Why does a union have to be disjoint to constitute a coproduct? In the wikipedia article of the coproduct it says that in the category of sets the a coproduct is a disjoint union of sets. It is not obvious to me that the union must be disjoint.
 A: Try taking the coproduct of a set with one element with itself and use ordinary union. Pick two different maps into another set. Do they factor through one map from this potential coproduct, which has one element?
A: Matt Samuel has given you why specifically the union fails. Here is why the disjoint union has to be the correct notion of "union".
In category theory, when talking about sets, we don't care what elements lie in the set. That's because category theory only talks about objects up to isomorphism. So if we took $A$ and $B$ of the same size, the coproduct has to be phrased in a way that doesn't care whether or not $B = A$.
A: Let us work with just two sets, $X_1$ and $X_2$. Let $X_1 \sqcup X_2 = (X_1 \times \{1\}) \cup (X_2 \times \{2\})$ be their disjoint union, and consider the morphisms $i_j : X_j \to X_1 \sqcup X_2$ given by $i_j (x) = (x,j)$.

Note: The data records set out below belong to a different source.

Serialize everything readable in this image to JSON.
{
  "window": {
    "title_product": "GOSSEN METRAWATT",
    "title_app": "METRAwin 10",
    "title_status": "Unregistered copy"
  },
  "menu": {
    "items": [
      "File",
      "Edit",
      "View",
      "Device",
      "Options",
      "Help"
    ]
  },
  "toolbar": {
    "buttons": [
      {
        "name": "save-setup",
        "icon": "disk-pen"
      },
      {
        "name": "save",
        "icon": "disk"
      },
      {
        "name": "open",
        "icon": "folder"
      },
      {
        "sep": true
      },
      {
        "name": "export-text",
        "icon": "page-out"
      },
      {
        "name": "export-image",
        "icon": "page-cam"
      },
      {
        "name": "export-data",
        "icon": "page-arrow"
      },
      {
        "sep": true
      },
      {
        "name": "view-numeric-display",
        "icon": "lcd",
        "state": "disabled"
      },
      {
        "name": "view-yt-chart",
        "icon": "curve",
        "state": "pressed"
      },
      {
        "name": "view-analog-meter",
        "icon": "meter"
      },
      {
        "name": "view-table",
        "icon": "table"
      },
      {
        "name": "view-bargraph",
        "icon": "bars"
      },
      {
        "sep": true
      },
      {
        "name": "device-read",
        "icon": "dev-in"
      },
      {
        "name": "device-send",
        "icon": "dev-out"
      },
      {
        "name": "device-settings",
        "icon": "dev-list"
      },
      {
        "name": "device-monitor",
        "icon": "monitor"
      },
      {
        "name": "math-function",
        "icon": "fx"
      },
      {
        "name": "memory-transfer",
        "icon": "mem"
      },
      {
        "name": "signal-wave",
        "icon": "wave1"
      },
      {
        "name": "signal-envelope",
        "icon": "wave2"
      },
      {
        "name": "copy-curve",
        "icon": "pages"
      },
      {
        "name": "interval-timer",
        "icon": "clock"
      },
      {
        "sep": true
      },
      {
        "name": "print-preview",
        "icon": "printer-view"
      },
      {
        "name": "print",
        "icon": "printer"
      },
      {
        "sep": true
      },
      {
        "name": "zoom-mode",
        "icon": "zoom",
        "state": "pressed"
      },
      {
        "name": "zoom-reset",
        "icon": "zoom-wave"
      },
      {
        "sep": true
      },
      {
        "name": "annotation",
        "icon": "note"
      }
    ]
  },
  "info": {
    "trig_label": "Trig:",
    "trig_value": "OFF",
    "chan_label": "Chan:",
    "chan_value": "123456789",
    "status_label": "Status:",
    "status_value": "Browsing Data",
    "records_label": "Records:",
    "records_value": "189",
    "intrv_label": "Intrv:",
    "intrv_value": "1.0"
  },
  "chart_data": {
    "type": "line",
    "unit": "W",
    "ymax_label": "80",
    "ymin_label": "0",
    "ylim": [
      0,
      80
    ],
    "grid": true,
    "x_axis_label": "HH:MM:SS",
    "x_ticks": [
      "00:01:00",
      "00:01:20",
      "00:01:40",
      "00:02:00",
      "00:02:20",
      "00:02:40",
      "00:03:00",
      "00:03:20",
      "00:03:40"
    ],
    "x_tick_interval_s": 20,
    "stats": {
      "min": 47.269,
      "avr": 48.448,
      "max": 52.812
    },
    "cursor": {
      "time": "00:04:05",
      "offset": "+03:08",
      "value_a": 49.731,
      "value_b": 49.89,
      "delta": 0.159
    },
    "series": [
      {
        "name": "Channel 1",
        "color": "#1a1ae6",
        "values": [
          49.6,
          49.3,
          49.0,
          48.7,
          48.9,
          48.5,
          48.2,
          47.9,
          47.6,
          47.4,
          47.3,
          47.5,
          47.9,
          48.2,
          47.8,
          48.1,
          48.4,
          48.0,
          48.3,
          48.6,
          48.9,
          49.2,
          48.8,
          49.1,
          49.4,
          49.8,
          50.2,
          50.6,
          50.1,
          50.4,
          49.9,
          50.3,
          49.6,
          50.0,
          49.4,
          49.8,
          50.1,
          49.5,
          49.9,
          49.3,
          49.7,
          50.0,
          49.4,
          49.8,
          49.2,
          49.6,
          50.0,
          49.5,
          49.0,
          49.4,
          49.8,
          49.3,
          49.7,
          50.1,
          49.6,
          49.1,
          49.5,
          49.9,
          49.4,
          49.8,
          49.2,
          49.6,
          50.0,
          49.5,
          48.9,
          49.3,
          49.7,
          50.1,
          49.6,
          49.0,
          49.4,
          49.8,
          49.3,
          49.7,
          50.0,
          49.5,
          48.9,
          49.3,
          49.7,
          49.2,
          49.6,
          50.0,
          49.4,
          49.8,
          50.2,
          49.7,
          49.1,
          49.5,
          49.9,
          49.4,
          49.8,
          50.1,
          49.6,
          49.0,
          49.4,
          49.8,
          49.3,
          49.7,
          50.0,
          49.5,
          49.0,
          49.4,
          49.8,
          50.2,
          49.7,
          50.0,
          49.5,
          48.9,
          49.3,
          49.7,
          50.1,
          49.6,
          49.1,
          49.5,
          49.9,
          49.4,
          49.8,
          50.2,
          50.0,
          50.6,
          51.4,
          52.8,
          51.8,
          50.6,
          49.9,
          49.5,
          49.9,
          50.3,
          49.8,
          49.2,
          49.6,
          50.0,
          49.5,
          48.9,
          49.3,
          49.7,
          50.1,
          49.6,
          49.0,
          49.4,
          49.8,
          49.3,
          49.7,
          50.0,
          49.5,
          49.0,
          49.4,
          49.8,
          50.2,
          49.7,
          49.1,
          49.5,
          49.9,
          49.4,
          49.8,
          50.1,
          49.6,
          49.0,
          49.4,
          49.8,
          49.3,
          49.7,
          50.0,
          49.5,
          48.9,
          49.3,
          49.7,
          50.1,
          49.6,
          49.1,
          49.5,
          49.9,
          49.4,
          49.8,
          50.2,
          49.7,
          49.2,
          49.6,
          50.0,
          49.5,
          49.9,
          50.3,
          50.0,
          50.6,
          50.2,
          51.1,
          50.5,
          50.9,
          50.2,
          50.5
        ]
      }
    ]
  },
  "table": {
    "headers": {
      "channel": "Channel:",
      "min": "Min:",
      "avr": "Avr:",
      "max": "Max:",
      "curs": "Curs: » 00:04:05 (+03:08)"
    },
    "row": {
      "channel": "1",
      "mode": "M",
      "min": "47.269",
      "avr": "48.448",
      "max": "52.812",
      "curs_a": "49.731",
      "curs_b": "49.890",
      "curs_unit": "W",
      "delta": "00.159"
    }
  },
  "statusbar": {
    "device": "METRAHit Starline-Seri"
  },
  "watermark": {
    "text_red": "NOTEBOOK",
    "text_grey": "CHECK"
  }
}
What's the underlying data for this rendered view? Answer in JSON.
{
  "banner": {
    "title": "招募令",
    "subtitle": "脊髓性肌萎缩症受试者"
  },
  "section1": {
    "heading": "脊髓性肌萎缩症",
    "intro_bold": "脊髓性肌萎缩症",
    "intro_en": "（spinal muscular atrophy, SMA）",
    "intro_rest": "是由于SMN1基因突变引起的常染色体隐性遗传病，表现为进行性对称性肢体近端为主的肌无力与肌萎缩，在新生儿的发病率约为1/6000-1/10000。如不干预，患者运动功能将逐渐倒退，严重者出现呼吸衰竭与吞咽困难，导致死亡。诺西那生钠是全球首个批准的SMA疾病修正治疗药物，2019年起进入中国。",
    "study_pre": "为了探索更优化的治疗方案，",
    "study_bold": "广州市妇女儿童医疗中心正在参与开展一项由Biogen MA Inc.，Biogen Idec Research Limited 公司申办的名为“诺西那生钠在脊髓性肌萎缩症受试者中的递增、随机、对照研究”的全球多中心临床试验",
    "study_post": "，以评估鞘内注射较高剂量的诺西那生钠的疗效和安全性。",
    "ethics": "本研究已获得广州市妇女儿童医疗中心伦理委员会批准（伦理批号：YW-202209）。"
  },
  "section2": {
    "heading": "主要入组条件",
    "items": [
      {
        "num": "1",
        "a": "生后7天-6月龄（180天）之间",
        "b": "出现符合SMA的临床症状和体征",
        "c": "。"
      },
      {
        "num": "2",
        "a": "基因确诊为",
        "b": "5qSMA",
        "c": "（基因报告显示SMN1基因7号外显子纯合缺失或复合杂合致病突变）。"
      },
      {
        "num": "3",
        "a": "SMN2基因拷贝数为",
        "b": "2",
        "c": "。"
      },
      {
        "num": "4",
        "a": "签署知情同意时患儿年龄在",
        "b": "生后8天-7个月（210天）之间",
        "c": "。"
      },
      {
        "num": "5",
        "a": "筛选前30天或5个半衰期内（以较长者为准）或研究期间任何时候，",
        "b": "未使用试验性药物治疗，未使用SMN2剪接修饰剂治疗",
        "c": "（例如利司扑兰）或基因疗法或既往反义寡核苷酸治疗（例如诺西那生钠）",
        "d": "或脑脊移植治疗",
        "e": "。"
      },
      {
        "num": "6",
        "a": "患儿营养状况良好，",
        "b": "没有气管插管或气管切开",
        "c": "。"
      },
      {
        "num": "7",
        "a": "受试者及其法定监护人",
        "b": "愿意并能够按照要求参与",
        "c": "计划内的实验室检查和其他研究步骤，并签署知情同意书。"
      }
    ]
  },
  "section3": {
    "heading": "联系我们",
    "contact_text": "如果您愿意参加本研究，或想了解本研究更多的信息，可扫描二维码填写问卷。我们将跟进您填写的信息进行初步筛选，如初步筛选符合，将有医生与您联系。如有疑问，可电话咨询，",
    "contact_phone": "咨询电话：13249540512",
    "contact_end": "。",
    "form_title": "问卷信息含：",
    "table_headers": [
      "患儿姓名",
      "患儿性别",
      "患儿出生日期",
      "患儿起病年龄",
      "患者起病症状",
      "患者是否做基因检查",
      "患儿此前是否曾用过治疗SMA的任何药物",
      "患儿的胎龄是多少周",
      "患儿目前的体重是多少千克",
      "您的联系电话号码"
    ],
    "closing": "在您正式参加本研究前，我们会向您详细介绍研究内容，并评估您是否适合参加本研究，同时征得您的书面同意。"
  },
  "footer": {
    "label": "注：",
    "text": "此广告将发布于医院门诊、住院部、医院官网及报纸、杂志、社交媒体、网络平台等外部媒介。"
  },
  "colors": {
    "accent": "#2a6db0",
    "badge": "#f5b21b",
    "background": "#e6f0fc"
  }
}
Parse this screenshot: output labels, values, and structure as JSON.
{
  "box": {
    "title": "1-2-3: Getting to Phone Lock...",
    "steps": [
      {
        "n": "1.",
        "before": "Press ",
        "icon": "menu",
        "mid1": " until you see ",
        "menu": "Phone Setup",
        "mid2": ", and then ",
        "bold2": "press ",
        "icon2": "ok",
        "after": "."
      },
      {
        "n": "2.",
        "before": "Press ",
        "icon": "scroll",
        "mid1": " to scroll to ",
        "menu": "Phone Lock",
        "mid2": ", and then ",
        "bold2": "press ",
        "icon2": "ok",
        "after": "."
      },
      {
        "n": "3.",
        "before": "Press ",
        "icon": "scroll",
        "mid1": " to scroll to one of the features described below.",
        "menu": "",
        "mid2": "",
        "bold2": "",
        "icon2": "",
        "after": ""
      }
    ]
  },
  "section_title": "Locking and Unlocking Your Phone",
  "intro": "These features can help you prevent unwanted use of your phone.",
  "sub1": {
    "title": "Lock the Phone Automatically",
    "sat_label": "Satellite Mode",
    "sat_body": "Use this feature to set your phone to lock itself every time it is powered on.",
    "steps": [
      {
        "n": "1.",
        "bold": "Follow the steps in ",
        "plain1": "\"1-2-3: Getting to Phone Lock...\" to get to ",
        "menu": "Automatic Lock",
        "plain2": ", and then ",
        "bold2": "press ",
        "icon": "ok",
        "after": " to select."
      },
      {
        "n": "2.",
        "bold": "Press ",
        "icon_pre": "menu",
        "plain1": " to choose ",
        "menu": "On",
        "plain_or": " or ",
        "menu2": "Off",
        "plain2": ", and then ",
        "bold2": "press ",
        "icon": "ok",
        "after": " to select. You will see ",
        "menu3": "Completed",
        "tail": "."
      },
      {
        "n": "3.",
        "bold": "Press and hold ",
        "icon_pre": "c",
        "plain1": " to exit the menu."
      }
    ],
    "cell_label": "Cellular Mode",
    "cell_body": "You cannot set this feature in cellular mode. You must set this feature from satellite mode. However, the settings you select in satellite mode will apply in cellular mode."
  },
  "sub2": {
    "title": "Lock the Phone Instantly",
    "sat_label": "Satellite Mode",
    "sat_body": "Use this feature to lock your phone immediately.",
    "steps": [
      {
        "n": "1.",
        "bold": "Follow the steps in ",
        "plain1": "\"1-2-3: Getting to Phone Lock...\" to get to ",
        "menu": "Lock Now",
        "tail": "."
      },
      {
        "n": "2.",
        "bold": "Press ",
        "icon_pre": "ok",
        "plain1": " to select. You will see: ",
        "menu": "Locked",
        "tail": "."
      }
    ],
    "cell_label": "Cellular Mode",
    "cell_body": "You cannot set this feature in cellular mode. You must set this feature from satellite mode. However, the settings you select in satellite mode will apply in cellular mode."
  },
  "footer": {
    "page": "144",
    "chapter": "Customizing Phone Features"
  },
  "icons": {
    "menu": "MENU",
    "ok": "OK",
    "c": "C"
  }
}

Assume the coproduct to be the non-disjoint union, with the morphisms $f_j : X_j \to X_1 \cup X_2$, $f_j(x) = x$.
You know that there exist a unique morphism $f : X_1 \cup X_2 \to X_1 \sqcup X_2$ such that $f \circ f_j = i_j$.
Now, the core of the issue: assume that there exist $x \in X_1 \cap X_2$. Then
$$(x,1) = i_1 (x) = (f \circ f_1) (x) = f (x)$$
and similarly $(x,2) = f(x)$, which shows that $f$ is not well defined.